Pemerintah Provinsi Sumatera Selatan bakal menambah jumlah perusahaan perkebunan sawit yang terlibat dalam penetapan harga tandan buah segar (TBS) yang dijual petani di provinsi itu.

Kepala Bidang Pengolahan dan Pemasaran Hasil Perkebunan (P2HP) Dinas Perkebunan Sumsel Rudi Arpian di Palembang, Senin, mengatakan penambahan ini untuk meminimalkan persaingan tidak sehat di pasar minyak nabati tersebut dan menjaga stabilitas harga.

“Sekarang sudah banyak yang replanting sehingga perlu merekrut keanggotaan baru. Ada 10 perusahaan yang kami anggap layak masuk dalam tim penetapan harga,” kata dia.

Penetapan harga TBS yang selama ini ditentukan setiap dua minggu sekali oleh perusahaan, petani dan didampingi pemerintah daerah itu sehingga mendapatkan harga yang wajar bagi petani maupun pabrik kelapa sawit (PKS).

Jika semakin banyak perusahaan yang dilibatkan maka harga yang tercipta akan semakin wajar.

Saat ini terdapat 11 perusahaan kelapa sawit yang sudah ikut dalam rapat penetapan harga TBS.

Sepuluh 10 perusahaan baru yang dinyatakan layak dan akan diverifikasi oleh tim teknis dan tim kerja Disbun Sumsel, yakni PT Banyu Kahuripan Indonesia, PT Mahkota Andalan Sawit, PT Golden Blossom Sumatra dan PT Guthrie Peconina Indonesia.

Selanjutnya adalah PT Djuanda Sawit Lestari, PT Dendy Marker Indah Lestari, PT Transpasifik Agro Industri dan PT Pinago Utama. Adapula PT Perdana Sawit Mas dan PT Hamita Utama.

Ia menjelaskan penetapan harga TBS juga untuk menjaga stabilitas harga komoditas di daerah sentra produksi.

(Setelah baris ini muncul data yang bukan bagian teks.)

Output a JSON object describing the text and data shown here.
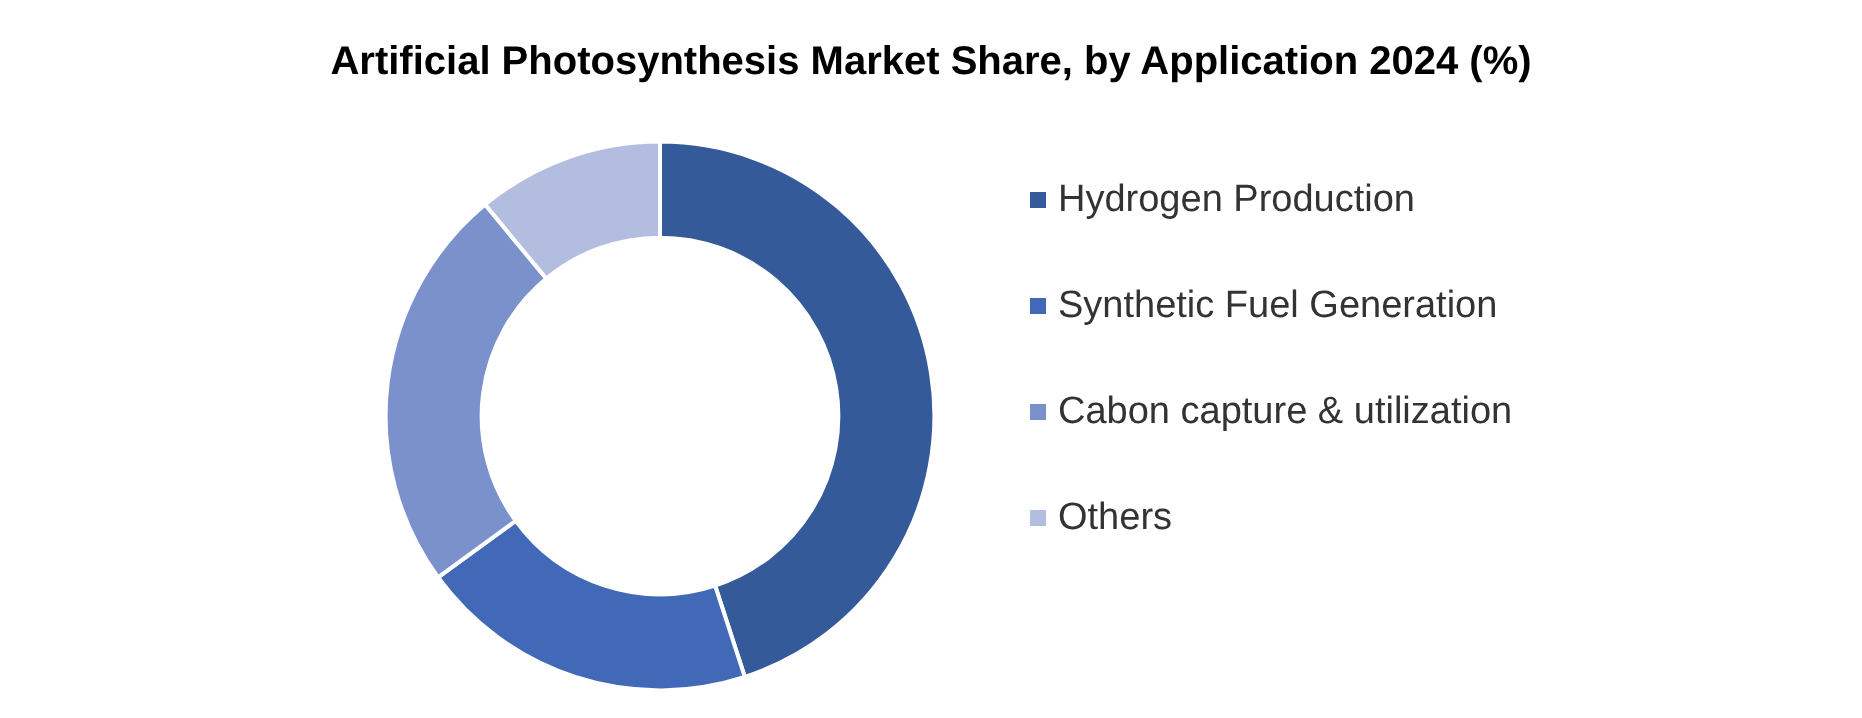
{
  "chart_data": {
    "type": "donut",
    "title": "Artificial Photosynthesis Market Share, by Application 2024 (%)",
    "categories": [
      "Hydrogen Production",
      "Synthetic Fuel Generation",
      "Cabon capture & utilization",
      "Others"
    ],
    "values": [
      45,
      20,
      24,
      11
    ],
    "colors": [
      "#345a9a",
      "#4169b8",
      "#7a91cc",
      "#b3bde0"
    ],
    "legend": "right"
  }
}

“Rapat bersama juga untuk menghindari adanya persaingan yang tidak sehat diantara pabrik pengolahan kelapa sawit,” kata Rudi.

Ia menjelaskan penetapan harga TBS ditentukan oleh data penjualan CPO, inti nilai indeks K perusahaan kemitraan inti-plasma.

Sementara itu, Ketua Asosiasi Petani Kelapa Sawit Indonesia (Apkasindo) Sumsel Slamet, mengatakan harga TBS berdasarkan penetapan cenderung lebih tinggi dibanding harga pasar.

“Harga Disbun berdasarkan penetapan bersama itu biasanya lebih tinggi dan ini dipakai oleh petani plasma kebanyakan,” kata dia.

Pemerintah harus selalu mengawal penetapan harga Tandan Buah Segar kelapa sawit di tingkat petani karena lemahnya posisi tawar jika dibandingkan pemilik pabrik pengolahan sawit.

Dekan Fakultas Pertanian Universitas Sriwijaya Andy Mulyana mengatakan, meski pemerintah sebenarnya sudah mengatur mengenai penetapan harga sawit ini dalam Peraturan Menteri Pertanian Republik Indonesia Nomor 01/PERMENTAN/KB.120/1/2018 tentang Pedoman Penetapan Harga Pembelian Tandan Buah Segar Kelapa Sawit Produksi Pekebun, namun implimentasi di lapangan masih kurang pengawasan.

“Jangankan di tingkat petani rakyat (swadaya), penetapan harga antara petani yang bermitra dengan perusahaan saja sering terjadi konflik. Jadi pemerintah harus terus mengawasi perusahaan-perusahaan itu,” kata Andy.

Menurut Andy, hadirnya pembeli tunggal yang dikelilingi oleh banyak penjual (petani rakyat), jika tidak diintervensi oleh pemerintah maka secara teori membuat harga bisa ditentukan oleh pembeli yang berorientasi pada keuntungan mereka semata.

Belum lagi, ia melanjutkan dalam perkembangannya, banyak petani tidak memahami mengenai rendeman secara mendalam karena menilai uang didapat berdasarkan berat tandan saja.

“Akhirnya terjadi konflik, dan ini sering terjadi terutama pada kemitraan yang belum diawasi oleh pemerintah. Jika pemerintah tidak mengawasi mulai dari penetapan harga TBS ini maka bisa saja kemitraan berhenti di tengah jalan,” kata dia.